Johan Delmulle a par ailleurs rappelé que la présomption d’innocence et le droit au procès équitable sont des éléments fondamentaux d’une démocratie et d’un état de droit. “Non, le dossier n’a pas été enterré à Charleroi contrairement à ce qui a été dit ici et là. La confiance en la justice et son fonctionnement est fondamentale. Malheureusement, cette confiance n’est pas assez exprimée publiquement. Il s’agit d’un bien public précieux”, a-t-il déclaré.

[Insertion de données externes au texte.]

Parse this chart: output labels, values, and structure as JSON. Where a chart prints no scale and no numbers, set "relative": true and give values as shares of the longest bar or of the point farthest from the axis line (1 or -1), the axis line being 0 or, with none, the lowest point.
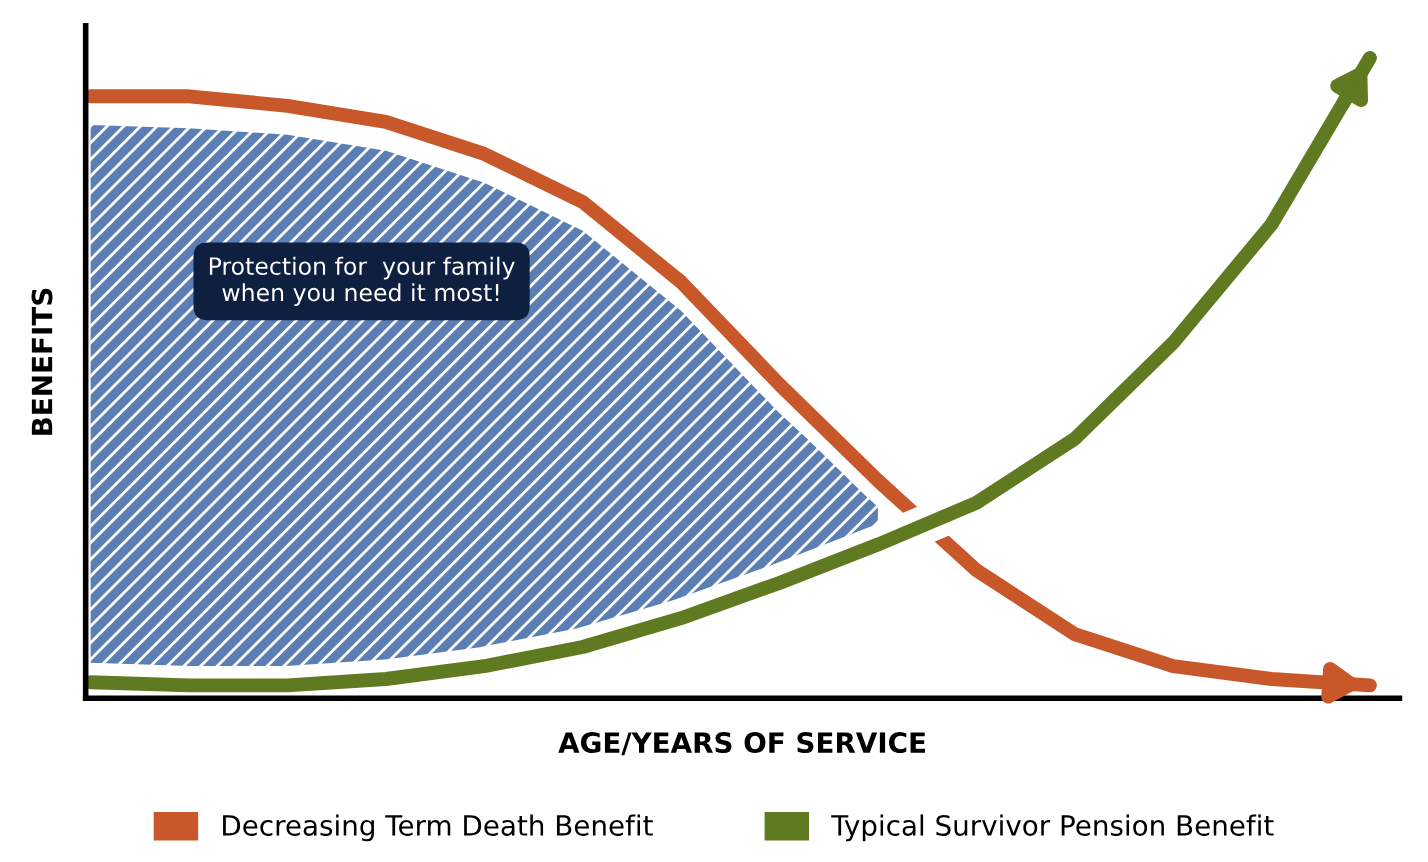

Il a par ailleurs annoncé qu’une enquête du Conseil Supérieur de la Justice était actuellement en cours, “et c’est la première fois qu’une enquête de ce genre est menée alors que l’instruction est toujours en cours”, explique Johan Delmulle. Dans cette procédure, le parquet de Charleroi et le juge d’instruction chargés de l’affaire Chovanec seront d’ailleurs auditionnés. Johan Delmulle explique que ces derniers se réservent le droit de garder leurs réponses pour l’enquête du Conseil Supérieur de la Justice, signifiant par la même occasion que ni le parquet de Charleroi ni le juge d’instruction ne viendront en commission Justice pour être auditionnés. “Si vous estimez que leur audition par vos soins est nécessaire, il sera alors préférable de mettre en place une commission d’enquête parlementaire”, a déclaré Johan Delmulle, sous le regard stupéfait des députés.

La commission est actuellement en cours, de nombreux députés ont déjà questionné le représentant du Collège des Procureurs Généraux.